Even so, for people who do not have a major life-changing event that affects taxes, there are many surprises in the making when these events occur. Here are some of the key changes that families should keep in mind going forward.

More money for families

The new tax law provides a higher standard deduction than before. Single people can claim only $12,000, but married couples filing jointly may claim up to $24,000. The child tax credit for minors increased to $2,000. On the other hand, some personal exemptions no longer exist and the government placed limitations on itemized deductions.

Opportunities for students

According to CNN, college students may make better use of the 529 college savings plans available in almost every state. Families typically use these savings plans to provide tax-free income to college students that they may use for qualifying purchases related to obtaining higher education.
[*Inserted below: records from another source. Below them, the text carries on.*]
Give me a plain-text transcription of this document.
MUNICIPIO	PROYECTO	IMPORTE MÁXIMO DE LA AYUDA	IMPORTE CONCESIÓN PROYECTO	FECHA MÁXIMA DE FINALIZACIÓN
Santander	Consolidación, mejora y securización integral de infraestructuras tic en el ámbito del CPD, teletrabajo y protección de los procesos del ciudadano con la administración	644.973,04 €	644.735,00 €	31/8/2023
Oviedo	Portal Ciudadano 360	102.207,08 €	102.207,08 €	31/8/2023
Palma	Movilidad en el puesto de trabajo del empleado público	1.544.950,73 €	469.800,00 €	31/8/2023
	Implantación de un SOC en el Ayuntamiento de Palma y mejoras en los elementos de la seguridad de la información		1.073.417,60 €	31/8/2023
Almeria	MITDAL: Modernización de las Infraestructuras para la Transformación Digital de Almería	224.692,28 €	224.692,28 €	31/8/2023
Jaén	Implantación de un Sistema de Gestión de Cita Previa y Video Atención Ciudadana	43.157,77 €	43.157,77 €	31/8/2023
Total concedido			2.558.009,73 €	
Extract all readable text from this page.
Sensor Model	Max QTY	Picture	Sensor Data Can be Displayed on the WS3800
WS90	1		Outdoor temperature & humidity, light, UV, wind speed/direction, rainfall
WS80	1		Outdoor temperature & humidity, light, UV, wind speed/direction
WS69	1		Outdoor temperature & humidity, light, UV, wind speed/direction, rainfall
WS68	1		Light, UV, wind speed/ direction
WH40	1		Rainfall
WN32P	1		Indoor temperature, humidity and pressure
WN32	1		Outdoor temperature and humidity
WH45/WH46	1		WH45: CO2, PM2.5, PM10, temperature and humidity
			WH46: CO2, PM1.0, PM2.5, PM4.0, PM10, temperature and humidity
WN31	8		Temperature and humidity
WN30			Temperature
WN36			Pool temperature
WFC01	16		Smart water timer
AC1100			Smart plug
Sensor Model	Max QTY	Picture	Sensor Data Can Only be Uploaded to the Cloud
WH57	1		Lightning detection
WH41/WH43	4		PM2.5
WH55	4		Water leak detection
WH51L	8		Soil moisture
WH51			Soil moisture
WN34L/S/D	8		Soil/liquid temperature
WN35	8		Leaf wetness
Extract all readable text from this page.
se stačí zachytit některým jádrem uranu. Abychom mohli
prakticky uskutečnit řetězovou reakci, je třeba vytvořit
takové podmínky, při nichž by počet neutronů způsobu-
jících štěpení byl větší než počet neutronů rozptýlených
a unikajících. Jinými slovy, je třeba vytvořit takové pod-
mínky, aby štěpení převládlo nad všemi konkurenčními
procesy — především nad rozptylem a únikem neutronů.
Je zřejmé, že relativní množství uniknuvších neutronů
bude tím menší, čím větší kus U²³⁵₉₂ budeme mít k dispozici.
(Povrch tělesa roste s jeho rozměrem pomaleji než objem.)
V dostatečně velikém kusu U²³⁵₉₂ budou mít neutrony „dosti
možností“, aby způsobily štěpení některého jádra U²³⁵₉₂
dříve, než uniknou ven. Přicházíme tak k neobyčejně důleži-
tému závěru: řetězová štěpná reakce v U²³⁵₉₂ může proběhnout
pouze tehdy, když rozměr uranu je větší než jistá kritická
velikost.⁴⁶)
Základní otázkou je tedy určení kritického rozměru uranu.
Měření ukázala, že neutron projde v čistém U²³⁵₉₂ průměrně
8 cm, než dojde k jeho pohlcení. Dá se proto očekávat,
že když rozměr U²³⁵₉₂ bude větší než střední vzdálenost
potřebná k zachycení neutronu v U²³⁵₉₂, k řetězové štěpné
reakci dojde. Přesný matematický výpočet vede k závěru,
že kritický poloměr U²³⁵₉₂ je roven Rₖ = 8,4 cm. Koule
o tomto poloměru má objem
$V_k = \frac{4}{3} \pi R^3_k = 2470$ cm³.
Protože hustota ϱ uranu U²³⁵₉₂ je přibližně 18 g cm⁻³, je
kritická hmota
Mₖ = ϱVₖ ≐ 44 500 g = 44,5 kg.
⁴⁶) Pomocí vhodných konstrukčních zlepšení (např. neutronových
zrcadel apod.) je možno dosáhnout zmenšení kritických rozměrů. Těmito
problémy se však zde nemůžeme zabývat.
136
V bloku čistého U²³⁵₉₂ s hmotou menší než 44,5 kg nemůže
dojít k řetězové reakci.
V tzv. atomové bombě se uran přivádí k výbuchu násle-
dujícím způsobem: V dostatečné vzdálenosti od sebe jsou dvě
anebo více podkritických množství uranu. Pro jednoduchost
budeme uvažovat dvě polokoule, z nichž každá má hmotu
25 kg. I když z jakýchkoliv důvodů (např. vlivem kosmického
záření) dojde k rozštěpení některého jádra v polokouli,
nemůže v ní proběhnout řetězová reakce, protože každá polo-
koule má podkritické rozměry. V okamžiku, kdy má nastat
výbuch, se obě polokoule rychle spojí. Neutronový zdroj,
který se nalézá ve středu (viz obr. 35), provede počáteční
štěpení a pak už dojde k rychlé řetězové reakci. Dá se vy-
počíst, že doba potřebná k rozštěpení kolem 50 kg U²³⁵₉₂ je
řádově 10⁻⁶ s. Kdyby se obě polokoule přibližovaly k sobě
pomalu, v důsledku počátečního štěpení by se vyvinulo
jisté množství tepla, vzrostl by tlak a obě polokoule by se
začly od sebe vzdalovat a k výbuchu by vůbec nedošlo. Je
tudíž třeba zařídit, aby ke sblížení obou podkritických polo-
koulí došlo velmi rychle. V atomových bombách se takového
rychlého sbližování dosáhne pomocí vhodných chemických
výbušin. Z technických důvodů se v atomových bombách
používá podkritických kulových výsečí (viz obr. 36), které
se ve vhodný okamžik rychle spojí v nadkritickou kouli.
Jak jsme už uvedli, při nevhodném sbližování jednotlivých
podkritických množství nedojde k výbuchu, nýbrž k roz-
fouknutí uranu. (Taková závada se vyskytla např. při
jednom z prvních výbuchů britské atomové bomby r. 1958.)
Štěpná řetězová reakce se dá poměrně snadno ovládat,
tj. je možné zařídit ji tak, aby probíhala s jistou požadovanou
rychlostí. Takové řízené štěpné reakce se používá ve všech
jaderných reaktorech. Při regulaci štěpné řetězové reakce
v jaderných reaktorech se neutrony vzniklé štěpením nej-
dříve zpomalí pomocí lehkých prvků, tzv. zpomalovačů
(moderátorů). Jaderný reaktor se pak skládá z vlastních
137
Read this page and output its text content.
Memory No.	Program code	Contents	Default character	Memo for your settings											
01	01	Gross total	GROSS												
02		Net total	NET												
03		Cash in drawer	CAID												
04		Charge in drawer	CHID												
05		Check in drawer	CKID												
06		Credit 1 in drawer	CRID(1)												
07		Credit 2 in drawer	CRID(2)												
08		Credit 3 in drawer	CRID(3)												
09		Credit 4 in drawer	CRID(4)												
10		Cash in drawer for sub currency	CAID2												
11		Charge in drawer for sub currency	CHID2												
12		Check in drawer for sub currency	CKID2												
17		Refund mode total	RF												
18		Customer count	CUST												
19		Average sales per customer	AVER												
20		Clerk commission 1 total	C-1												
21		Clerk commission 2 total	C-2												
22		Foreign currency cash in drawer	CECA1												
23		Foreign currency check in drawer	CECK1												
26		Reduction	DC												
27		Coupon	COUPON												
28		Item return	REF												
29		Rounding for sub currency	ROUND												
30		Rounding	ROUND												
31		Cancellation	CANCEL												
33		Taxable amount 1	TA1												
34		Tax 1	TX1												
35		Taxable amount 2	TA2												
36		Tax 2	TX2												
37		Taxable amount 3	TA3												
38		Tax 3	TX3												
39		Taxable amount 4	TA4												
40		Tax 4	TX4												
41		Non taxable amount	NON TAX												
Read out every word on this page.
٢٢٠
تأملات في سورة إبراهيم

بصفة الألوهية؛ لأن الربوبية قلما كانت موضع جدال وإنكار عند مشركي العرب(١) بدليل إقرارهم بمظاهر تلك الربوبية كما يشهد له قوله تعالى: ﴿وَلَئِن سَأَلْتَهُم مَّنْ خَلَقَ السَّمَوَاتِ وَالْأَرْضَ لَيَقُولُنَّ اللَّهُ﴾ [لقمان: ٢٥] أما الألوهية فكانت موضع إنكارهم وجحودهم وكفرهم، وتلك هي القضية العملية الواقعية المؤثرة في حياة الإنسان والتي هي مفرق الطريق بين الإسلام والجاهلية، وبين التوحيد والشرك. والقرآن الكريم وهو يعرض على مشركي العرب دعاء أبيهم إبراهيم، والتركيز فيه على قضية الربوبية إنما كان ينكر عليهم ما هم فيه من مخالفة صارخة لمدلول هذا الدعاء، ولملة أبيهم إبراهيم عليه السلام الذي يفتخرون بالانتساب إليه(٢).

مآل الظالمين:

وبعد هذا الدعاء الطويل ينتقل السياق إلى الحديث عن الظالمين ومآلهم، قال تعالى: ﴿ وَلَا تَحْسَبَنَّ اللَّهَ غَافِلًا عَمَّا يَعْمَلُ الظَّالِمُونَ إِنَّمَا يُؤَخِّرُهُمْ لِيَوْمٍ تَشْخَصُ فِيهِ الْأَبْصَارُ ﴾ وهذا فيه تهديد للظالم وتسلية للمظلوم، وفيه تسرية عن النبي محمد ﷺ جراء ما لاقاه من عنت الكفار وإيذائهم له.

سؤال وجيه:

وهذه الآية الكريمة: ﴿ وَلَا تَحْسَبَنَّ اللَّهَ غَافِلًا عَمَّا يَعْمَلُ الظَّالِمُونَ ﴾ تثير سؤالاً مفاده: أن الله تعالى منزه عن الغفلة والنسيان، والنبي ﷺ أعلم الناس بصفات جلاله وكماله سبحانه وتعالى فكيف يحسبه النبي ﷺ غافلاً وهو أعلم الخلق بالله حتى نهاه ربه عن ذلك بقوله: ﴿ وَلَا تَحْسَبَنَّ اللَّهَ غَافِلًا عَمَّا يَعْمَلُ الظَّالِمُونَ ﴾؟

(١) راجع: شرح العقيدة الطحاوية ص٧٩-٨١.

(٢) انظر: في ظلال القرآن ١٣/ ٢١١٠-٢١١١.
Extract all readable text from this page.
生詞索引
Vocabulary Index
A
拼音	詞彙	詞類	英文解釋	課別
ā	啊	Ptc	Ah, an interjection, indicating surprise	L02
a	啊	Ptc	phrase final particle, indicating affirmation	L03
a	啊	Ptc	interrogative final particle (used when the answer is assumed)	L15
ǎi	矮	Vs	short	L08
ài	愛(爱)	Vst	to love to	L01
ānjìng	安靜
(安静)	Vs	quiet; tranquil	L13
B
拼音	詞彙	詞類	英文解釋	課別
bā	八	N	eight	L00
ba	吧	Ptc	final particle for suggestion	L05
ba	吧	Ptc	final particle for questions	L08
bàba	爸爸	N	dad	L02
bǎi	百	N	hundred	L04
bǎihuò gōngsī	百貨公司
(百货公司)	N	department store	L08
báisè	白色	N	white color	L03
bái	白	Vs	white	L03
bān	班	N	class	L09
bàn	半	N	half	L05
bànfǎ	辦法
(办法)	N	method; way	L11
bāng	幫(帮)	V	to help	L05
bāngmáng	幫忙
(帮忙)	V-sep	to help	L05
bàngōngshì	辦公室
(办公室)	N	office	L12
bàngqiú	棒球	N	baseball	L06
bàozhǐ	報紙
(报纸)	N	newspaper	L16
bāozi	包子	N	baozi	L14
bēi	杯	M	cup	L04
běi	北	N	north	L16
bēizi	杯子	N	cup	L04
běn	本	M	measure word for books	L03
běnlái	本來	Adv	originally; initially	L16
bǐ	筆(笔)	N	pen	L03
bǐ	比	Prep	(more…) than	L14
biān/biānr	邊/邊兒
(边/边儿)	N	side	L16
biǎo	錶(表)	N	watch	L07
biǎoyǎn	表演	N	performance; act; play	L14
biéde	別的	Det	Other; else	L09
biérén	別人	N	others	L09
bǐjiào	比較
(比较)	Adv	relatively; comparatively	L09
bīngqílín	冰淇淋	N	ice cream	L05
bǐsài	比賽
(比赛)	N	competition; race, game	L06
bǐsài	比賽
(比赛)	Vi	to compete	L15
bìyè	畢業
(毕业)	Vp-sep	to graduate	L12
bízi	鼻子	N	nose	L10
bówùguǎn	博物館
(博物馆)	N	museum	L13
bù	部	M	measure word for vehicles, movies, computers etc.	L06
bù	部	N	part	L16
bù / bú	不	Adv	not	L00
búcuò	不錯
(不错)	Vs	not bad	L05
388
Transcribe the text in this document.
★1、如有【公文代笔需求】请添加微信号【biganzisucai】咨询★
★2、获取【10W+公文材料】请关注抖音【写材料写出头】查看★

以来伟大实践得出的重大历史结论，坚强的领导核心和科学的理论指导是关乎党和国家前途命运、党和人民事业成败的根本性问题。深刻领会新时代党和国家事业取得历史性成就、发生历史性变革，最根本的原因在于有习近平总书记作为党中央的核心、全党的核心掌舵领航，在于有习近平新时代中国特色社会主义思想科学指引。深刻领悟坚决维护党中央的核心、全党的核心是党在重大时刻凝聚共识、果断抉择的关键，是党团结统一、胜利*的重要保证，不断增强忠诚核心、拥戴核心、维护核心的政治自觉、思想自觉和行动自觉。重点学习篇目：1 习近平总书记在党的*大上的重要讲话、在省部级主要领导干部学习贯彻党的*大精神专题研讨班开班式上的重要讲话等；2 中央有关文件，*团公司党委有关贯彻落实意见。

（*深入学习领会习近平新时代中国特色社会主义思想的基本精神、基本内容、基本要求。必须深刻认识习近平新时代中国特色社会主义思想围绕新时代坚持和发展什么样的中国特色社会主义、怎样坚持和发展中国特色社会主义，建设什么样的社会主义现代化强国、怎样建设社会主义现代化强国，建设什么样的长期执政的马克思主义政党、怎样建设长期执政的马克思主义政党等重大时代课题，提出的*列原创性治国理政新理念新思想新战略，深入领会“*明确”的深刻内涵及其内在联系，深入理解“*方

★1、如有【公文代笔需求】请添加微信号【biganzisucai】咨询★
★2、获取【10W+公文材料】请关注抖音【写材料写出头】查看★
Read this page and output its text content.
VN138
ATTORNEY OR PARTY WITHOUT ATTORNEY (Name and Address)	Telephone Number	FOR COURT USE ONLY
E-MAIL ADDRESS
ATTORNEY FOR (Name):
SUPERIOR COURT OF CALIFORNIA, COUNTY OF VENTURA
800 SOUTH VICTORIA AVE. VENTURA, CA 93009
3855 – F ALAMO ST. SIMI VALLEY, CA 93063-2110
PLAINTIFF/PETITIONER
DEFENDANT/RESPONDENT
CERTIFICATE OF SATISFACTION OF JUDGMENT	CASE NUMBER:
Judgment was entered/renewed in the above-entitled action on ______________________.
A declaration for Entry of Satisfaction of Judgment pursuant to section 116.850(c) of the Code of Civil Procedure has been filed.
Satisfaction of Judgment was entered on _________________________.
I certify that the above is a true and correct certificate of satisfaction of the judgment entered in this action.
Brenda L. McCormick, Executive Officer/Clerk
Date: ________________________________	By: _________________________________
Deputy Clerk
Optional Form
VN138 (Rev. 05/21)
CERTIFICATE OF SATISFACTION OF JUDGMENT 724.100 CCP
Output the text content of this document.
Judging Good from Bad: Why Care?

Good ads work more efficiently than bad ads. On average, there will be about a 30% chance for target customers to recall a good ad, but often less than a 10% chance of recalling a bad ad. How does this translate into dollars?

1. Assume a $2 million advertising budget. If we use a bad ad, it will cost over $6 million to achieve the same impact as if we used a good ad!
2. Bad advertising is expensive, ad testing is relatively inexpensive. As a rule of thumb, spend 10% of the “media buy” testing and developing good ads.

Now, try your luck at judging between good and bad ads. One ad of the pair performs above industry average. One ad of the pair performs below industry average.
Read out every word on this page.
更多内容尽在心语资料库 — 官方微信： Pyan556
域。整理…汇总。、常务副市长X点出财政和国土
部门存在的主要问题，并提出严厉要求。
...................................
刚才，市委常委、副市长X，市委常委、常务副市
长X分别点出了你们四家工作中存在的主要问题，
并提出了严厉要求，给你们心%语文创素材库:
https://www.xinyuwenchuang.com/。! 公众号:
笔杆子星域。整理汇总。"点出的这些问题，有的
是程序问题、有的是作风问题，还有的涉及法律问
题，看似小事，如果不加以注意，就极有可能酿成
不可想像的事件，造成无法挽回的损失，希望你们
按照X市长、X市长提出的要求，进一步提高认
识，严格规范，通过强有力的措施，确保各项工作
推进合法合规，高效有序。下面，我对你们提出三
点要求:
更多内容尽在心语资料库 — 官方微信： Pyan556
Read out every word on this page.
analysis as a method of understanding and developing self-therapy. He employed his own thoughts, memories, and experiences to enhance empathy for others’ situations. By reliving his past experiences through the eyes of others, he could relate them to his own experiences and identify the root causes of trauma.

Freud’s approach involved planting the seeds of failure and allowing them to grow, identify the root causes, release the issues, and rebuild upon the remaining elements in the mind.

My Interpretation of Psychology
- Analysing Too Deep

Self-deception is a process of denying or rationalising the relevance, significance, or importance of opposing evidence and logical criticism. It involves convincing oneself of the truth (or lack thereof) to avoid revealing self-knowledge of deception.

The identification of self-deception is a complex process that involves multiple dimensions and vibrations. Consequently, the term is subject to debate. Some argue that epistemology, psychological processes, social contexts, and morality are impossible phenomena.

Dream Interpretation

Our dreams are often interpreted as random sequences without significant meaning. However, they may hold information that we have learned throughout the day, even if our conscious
Now, some families can also use the 529 savings plan for private school at the elementary and secondary levels, tax-free. College students may also deduct student loan interest up to $2,500.

Trouble for divorcees

For divorcees with one breadwinner earning significantly higher than the other spouse, alimony payments just became a lot more complicated. The breadwinner can no longer deduct alimony payments and the person receiving the income no longer counts this as taxable income. This may make it more difficult for homemakers to negotiate the income they may need to get back on their feet when a marriage ends.

There are some good and bad changes in the new tax reform. However, whether each benefit stacks up as a pro or con will depend on an individual’s or married couple’s unique situation.